DS-week5

Architectures of Distributed Systems

  • An obvious way to distinguish between distributed systems is on the organisation of their software components, in other words, their software architecture
    • Centralised architectures (eg. traditional client-server)
    • Decentralised architectures (eg. p2p)
    • Hybrid architectures

Software Architectural Styles

  • A software architectural style is formulated in terms of components, the way that components are conencted to each otters, data exchange between components, and how elements are jointly configured into a system
  • A variety of architectural styles
    • Layered architectural styles
    • Object-based architectural styles
    • Resource_centered architectural styles
    • Event-based architectural styles

Layered Architectural Style

  • Lj can make downcall to Li (i<j) and expects a response

  • bottom layers provide services to top layers

  • request flow from top to bottom, response from bottom to top

Object-Based Architectural Style

  • each object coresponds to a component, and component connect through procedure call in a network

  • provides a way of encapsulating data and operations into a single entity

  • Communication happen as method invocations, called Remote Procedure Calls (RPC)

Resource-Centered Architectural Style

  • A DS is viewed as a huge collection of resources that individually managed by components

  • based on a data centre

The Event-Based Architectural Style

  • processes running on various components are both referentially decoupled and temporally coupled, one process does not explicitly know any other process

  • the only thing a process can do is publish a notification describing the occurence of an event

  • processes may subscribe to a specific kind of notification

Centralised System Architecture

  • A server and a client

Multi-Tiered Client-Server Architectures

  • Three logical tiers
  • Two types of machines
    • a client machine
    • a server machine
  • All functinality is handled by the server, client is no more than a dumb terminal
  • Many distributed applications are divided into the three layes
    • user interface layer
    • processing layer
    • data layer
  • The main challenge to clients and servers is to distribute these layers across different machines
  • A server may sometimes act as a client

Decentralised System Architectures: P2P

  • better workload balance
  • a client or server may be physically split up into a number of logical parts, this is horizontal distribution
  • each process will act as a client and a server
  • processes are organised in an overlay network
  • two types of overlay networks:
    • structured
    • unstructured

Structured P2P Systems

  • nodes are organised in an overlay that adheres to a specific, deterministic topology (eg. a ring, a binary tree, a grid etc)
  • topology used to efficiently loop up data
  • and node can be asked to loop up a given key

Unstructured P2P Systems

  • each node maintains an ad hoc(临时的) list of neighbours, eg. random graph
  • changes its local list almost continuously
  • searching for data is necessary

Examples of Searching Methods

  • Flooding
  • Random Walks

Making Data Search more Scalable in Unstructured P2P

  • to improve scalability of data search, it make use of special nodes that maintain an index of data items, creating special collaborations among nodes

Collaborative Distributed Systems

  • BitTorrent (download from other users until form a complete file)
  • global directory
  • contains a link to the file tracker, a server of active nodes

Edge-Server Systems

  • following properties
    • Are deployed on the internet
    • servers are placed “at the edge” of the network
  • helps reduce latency, bandwidth usage and improves overall performance

Week4

A Simple Machine

  • A machine makes available computing and storage resources
    • computing resource, eg.

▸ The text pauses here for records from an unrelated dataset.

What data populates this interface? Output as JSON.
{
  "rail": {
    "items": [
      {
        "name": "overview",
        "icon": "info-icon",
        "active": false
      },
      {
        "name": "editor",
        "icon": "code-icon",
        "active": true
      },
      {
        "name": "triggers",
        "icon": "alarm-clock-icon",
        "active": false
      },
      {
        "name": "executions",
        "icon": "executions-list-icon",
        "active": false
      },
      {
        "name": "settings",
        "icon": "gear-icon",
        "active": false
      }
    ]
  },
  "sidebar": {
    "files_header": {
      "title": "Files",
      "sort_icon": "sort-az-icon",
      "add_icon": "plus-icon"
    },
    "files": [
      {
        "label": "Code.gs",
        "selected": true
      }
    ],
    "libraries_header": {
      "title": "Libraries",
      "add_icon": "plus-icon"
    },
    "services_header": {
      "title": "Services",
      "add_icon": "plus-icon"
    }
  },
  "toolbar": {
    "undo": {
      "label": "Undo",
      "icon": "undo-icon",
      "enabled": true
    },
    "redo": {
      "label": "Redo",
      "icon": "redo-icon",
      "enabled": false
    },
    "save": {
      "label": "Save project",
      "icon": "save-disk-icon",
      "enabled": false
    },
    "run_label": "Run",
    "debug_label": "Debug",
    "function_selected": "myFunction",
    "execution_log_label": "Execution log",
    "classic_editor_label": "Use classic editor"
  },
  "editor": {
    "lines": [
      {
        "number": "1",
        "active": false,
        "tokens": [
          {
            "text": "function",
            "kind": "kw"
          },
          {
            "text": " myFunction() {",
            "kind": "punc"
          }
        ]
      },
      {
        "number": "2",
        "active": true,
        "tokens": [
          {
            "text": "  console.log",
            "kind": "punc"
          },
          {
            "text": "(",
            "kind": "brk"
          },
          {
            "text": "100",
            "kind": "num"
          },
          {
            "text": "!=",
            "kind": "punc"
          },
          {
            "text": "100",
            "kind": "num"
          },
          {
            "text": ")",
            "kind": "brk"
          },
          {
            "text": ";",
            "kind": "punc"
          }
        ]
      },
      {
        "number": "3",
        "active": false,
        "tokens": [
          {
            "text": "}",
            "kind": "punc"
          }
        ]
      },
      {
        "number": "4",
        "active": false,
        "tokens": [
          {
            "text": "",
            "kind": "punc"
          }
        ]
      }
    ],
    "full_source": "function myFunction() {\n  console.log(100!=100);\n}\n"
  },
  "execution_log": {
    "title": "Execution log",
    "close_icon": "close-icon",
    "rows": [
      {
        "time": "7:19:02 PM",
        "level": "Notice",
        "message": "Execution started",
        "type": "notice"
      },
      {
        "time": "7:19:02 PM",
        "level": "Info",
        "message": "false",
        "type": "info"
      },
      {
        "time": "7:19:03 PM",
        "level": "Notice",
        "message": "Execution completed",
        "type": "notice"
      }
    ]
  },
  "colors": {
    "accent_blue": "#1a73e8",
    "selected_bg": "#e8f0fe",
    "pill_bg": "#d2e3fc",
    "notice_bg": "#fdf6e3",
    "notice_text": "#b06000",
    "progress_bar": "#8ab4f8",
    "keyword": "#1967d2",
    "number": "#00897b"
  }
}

CPU
    • storage resource, eg. a given amount of primary memory
  • A process is an executing instance of a program
  • Computing and Resource usage are typically controlled by and operating system
  • an OS aims to make the most efficient use possible of those resources
  • the OS assigns a unique identity to each process and then controls how a process is granted access to computing resources
  • the OS also controls how a process is granted access to storage resoures by assigning an address space to that process
  • when the OS ensures that each process P has a single address space A that is exclusive to P, we are allowed a sequential reading of the steps that comprise the process

Sequential reading of the steps that comprise the process

  • The OS ensures that no other process tampers with x and y, and only foobar has access to x and y

Sequential processing

  • if foo and bar take long to run, we wish to run them concurrently, in different processes, and even better, in parallel, in different processors

Sequential, isolated processing is simple, but bounded and limiting

  • Non sequential, non isolated processing expands the bounds and limits with respect to performance

Sequential vs. Multi-Processing, Concurrent, Parallel and Distributed Computing

Multi-Processing vs. Multi-Tasking

  • Two different concepts
  • An OS multi tasks by:
    • allowing more than one process to be underway by controlling how each one makes use of the resources allocated to it
    • implementing a scheduling policy, which grants each active process a time slice during which it can access the resources allocated to it
  • In multi-tasking, processes are not really exeuting concurrently
  • the appearance of concurrent execution stems from an effective scheduling policy
  • If all processes get a fair share of the resource and they get it sufficiently often, it seems to users that all processes are execcuting concurrently

Multi-Processing by Forking

  • causes two copies of itself to be active concurrently

  • The child process is given a copy of the parent process’s address space. The address spaces are distince

    • the child process starts executing after the OS call
    • the parent can continue or wait for the child to execute
    • the parent must find out how and when the child completes execution
  • because of the copying, forking can be expansive

  • modern OSs have strategies that make the actual cost quite affordable

  • forking is reasonably safe because the address spaces are distinct

  • When forking is used in multi-processing, consistency of processing results is more likely to occur than in cases where multi-processing is achieved by threading

Multi-Processing by Threading

  • if parent and child need to interact and share, threading may be a better approach to multi-tasking

  • with threading, the address space is not copied, it is shared

    • this means that if one process changes a variable, all other processes see it

    • this makes threading less expensive, but also less face than forking

Concurrent Computing

  • consider **many ** application processes

  • processes are often threads (the OS schedules the execution of n copies of process Pi, 1<= i <= n, to run in the same processor, typically sharing a single address space)

Parallel Computing

  • many processors bound by and interconnect (eg. a bus)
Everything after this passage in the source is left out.